Obwohl sich die sowjetjüdische Situation standig verdüstert, da sich der staatlich geförderte, als ‘Antizionismus” verbrämte Antisemitismus in jüngster Zeit noch mehr verschärft hat und die Zahl der den Sowjetjuden gewährten Auswanderungsvisen auf ein Mindestmass beschränkt wurde (etwa 280 im Monatsdurchschnitt), lassen sich gewisse Anzeichen beobachten, die ein bescheidenes Interesse des Kremls an einem intensiveren “Judenhandel” verraten.

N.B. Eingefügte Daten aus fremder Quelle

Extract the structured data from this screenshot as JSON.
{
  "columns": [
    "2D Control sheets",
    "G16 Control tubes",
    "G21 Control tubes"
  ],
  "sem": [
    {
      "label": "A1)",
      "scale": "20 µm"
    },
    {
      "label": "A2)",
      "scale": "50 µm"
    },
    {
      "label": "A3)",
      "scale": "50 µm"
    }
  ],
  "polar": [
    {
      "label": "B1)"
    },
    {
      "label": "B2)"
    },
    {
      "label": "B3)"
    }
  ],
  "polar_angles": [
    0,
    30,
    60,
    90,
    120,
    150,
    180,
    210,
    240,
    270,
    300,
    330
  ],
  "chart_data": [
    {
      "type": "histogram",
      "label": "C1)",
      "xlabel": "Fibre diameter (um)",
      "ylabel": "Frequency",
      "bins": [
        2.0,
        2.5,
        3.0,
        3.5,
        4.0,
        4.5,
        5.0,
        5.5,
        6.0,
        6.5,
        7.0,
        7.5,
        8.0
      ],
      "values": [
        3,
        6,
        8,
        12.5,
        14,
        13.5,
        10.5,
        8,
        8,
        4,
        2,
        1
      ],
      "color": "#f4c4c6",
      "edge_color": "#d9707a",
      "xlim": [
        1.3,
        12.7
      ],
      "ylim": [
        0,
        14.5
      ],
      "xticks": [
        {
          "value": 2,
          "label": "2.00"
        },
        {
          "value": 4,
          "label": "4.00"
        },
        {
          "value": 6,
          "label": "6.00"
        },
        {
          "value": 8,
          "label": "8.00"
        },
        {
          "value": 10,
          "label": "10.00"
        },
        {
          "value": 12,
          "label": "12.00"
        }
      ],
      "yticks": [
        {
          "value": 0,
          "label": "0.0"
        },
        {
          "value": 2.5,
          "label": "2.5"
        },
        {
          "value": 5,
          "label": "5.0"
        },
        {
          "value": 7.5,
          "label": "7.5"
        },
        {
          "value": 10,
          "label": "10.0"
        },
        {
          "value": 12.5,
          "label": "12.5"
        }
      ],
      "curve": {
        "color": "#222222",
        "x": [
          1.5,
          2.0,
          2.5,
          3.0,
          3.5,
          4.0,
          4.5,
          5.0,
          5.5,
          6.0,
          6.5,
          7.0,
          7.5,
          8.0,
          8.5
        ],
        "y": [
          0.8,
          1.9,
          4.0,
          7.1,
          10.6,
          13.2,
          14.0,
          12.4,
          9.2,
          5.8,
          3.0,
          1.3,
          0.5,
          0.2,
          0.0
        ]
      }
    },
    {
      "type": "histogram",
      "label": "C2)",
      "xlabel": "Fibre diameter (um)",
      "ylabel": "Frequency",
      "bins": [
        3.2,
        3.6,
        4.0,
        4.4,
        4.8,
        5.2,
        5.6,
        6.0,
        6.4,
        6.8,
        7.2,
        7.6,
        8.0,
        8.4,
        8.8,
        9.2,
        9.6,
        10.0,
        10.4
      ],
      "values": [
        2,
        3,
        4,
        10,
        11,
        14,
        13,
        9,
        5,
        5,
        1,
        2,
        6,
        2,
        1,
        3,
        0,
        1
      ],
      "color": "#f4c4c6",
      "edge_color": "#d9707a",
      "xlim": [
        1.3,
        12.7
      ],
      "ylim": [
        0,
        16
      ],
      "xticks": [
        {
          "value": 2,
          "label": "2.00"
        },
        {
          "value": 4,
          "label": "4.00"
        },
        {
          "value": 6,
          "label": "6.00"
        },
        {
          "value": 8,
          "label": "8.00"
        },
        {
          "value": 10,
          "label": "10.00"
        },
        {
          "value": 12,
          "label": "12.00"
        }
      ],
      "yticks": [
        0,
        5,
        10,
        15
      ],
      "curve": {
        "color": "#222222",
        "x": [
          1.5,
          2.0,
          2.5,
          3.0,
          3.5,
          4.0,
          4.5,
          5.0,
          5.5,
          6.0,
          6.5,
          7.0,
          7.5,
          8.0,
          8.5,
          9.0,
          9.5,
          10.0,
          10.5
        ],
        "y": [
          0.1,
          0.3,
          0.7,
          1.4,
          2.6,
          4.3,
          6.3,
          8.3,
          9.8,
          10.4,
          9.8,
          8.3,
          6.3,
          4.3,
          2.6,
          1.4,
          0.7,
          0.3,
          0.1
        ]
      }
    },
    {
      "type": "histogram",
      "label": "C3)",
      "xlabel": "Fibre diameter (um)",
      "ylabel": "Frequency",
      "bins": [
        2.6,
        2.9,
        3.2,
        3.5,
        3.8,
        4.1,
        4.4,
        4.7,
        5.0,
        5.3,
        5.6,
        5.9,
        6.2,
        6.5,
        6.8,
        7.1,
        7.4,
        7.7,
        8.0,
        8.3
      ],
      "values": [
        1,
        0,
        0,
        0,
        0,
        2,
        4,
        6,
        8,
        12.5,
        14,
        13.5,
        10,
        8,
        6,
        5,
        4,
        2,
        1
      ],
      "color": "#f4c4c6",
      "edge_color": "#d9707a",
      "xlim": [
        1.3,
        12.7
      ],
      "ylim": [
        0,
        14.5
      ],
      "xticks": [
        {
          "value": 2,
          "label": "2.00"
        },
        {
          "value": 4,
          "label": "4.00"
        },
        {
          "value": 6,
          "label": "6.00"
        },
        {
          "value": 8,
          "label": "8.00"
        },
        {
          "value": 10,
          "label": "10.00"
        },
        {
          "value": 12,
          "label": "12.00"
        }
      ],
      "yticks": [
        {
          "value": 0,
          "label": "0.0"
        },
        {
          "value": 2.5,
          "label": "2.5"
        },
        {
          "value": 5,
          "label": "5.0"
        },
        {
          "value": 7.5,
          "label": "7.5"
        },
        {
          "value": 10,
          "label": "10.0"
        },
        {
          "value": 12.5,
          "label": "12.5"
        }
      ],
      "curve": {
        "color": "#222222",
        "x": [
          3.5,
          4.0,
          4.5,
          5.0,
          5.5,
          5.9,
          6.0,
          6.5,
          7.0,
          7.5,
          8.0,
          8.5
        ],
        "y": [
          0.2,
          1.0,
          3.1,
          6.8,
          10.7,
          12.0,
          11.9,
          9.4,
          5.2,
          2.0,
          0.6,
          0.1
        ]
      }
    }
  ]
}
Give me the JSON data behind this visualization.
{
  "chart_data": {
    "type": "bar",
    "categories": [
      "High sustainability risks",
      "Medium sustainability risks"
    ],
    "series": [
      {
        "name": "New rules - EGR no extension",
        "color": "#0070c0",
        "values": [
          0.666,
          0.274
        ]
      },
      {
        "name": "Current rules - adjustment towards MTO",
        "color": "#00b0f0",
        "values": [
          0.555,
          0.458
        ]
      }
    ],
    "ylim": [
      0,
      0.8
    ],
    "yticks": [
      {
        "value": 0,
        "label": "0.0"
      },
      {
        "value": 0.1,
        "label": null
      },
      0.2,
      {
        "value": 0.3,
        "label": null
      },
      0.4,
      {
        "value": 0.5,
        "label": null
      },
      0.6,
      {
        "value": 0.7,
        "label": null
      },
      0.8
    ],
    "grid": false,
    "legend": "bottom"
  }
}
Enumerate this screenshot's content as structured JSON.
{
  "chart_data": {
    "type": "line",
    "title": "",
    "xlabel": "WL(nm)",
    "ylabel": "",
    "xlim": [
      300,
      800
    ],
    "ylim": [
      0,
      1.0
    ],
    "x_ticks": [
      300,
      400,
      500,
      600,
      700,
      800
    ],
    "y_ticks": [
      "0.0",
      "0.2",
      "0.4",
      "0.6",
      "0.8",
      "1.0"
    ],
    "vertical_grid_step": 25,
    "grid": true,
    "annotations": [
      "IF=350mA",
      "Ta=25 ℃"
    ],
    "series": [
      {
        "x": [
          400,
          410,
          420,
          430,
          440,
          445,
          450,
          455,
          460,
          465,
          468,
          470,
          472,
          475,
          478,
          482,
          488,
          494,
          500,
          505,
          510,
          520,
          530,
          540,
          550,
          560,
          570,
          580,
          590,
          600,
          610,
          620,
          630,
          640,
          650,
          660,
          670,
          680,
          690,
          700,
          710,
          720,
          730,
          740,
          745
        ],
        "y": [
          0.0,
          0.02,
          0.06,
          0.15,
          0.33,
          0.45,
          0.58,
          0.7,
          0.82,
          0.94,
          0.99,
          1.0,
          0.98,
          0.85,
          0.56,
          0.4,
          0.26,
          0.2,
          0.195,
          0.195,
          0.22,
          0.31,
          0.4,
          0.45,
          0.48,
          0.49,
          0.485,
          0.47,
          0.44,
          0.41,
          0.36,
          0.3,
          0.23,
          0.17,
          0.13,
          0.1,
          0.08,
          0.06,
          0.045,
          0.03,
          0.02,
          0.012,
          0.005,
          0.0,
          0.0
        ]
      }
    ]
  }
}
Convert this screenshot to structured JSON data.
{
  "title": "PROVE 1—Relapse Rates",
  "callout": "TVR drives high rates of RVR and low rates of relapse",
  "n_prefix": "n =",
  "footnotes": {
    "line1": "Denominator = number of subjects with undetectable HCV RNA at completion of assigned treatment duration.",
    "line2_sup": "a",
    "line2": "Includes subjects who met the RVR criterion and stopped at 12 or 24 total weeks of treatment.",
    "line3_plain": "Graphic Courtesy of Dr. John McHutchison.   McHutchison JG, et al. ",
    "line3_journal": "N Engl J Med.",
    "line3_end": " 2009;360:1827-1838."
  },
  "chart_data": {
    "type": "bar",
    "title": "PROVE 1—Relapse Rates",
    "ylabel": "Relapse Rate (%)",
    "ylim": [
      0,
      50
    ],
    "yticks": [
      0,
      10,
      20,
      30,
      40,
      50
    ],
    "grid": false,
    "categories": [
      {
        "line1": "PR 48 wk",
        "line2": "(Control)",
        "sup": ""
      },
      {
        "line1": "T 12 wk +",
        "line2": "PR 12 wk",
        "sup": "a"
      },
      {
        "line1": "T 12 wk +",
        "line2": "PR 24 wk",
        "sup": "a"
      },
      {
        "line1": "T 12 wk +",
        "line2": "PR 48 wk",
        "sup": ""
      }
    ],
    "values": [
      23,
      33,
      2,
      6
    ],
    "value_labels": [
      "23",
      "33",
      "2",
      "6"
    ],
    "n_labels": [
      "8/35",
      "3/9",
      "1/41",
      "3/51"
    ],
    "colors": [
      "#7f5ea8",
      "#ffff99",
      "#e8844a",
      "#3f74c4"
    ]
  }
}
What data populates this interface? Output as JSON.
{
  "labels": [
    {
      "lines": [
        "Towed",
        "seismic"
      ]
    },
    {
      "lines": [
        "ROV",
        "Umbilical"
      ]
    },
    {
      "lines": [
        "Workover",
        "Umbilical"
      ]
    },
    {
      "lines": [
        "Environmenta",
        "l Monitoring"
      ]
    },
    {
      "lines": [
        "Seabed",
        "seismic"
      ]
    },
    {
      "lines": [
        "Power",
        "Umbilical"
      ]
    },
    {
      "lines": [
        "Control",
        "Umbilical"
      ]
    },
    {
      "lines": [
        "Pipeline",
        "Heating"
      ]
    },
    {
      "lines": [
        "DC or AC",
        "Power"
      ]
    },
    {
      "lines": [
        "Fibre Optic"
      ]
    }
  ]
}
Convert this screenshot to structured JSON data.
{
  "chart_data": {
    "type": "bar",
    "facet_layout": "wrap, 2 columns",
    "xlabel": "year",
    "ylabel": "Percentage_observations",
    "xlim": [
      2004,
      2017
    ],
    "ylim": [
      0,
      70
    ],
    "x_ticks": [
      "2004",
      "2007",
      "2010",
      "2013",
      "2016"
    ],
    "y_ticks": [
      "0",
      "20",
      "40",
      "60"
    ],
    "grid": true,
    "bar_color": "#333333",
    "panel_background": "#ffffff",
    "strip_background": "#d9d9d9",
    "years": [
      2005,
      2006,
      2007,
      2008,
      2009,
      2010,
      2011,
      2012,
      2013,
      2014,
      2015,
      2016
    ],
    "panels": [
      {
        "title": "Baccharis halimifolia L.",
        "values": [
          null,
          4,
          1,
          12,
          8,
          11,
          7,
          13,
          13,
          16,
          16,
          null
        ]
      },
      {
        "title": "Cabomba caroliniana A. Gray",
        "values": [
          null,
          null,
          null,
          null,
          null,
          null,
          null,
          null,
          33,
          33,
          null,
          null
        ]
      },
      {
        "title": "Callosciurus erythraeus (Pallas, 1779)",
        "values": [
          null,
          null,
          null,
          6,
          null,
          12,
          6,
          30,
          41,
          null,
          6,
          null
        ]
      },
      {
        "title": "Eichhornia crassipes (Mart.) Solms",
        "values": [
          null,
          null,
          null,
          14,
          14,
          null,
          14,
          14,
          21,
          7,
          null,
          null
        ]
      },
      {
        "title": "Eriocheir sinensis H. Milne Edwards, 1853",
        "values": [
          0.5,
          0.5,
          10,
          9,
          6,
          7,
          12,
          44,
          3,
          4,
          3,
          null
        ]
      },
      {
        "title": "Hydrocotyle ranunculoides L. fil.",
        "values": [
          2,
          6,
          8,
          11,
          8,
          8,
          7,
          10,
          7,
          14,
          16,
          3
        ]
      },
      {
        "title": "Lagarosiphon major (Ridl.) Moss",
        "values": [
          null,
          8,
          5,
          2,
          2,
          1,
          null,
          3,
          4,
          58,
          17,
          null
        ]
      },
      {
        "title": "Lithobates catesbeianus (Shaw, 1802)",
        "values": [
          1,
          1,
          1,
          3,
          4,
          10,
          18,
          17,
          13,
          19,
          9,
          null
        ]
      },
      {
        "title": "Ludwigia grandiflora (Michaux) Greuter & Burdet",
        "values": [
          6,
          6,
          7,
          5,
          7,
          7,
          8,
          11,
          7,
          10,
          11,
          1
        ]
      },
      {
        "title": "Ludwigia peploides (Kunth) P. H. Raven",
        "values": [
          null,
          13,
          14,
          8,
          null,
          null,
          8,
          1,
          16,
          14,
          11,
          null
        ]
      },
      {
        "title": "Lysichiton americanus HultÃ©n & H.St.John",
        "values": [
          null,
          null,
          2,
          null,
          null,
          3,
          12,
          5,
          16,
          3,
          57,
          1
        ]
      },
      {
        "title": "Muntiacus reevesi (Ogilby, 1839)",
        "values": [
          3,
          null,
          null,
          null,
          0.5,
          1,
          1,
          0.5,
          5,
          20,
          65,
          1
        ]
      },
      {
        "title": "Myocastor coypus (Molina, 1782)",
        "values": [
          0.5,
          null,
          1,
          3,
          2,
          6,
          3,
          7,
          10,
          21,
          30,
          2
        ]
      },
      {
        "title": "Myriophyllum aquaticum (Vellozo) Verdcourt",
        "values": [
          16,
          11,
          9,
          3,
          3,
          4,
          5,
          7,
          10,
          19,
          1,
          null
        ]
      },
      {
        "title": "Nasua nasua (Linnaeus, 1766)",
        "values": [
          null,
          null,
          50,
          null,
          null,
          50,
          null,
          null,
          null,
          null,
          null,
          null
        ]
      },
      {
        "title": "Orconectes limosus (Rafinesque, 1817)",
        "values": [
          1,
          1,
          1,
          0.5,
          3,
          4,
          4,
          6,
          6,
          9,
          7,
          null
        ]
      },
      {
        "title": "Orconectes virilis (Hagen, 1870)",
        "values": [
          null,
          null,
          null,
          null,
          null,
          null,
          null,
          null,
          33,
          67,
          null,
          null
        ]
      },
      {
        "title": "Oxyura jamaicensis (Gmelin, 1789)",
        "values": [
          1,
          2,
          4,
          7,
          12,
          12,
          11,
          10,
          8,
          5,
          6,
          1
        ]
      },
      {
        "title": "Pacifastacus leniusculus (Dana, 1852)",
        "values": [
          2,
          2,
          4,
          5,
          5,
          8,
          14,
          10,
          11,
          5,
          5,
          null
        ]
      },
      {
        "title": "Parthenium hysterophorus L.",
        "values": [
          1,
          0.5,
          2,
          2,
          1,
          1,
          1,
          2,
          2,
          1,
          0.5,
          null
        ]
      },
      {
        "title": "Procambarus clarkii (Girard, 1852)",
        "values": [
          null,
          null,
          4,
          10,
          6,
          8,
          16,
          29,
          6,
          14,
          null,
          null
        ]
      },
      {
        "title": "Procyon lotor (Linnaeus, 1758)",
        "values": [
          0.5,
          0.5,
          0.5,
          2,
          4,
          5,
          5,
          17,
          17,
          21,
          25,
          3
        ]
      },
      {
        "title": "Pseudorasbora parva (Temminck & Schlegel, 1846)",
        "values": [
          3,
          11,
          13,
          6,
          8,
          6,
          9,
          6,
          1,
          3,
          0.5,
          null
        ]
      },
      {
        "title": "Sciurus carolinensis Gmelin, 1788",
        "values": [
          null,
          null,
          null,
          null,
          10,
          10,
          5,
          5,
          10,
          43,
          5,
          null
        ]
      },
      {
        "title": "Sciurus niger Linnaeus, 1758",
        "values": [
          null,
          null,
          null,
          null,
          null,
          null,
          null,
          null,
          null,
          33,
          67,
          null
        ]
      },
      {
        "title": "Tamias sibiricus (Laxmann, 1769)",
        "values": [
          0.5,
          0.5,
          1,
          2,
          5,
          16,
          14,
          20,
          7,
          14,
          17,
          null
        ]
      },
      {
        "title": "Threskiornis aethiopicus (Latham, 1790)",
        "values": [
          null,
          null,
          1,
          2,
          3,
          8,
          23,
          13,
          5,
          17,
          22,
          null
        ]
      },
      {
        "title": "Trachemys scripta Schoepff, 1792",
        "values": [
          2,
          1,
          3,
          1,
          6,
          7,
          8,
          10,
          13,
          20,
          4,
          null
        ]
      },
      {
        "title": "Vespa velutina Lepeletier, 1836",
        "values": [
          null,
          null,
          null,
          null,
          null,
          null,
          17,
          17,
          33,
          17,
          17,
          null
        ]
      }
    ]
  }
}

Allein die Tatsache, dass die Sowjets die jüdische Auswanderung nicht gänzlich gestoppt haben, zeugt davon, dass unter günstigen Bedingungen (vor allem im Fall einer Verbesserung der amerikanisch-sowjetischen Beziehungen) eine neue Massenauswanderung durchaus möglich ist. Seit Beginn der siebziger Jahre war es klar, dass sich der Kreml auf das Auswanderungsexperiment nur darum eingelassen hat, weil er hierdurch politische und wirtschaftliche Vorteile zu erlangen hoffte. Auch die Solidarität einflussreicher westlicher Kreise mit den Sowjetjuden war ein wesentlicher Faktor, der den Entscheidungsprozess im Kreml beeinflusste.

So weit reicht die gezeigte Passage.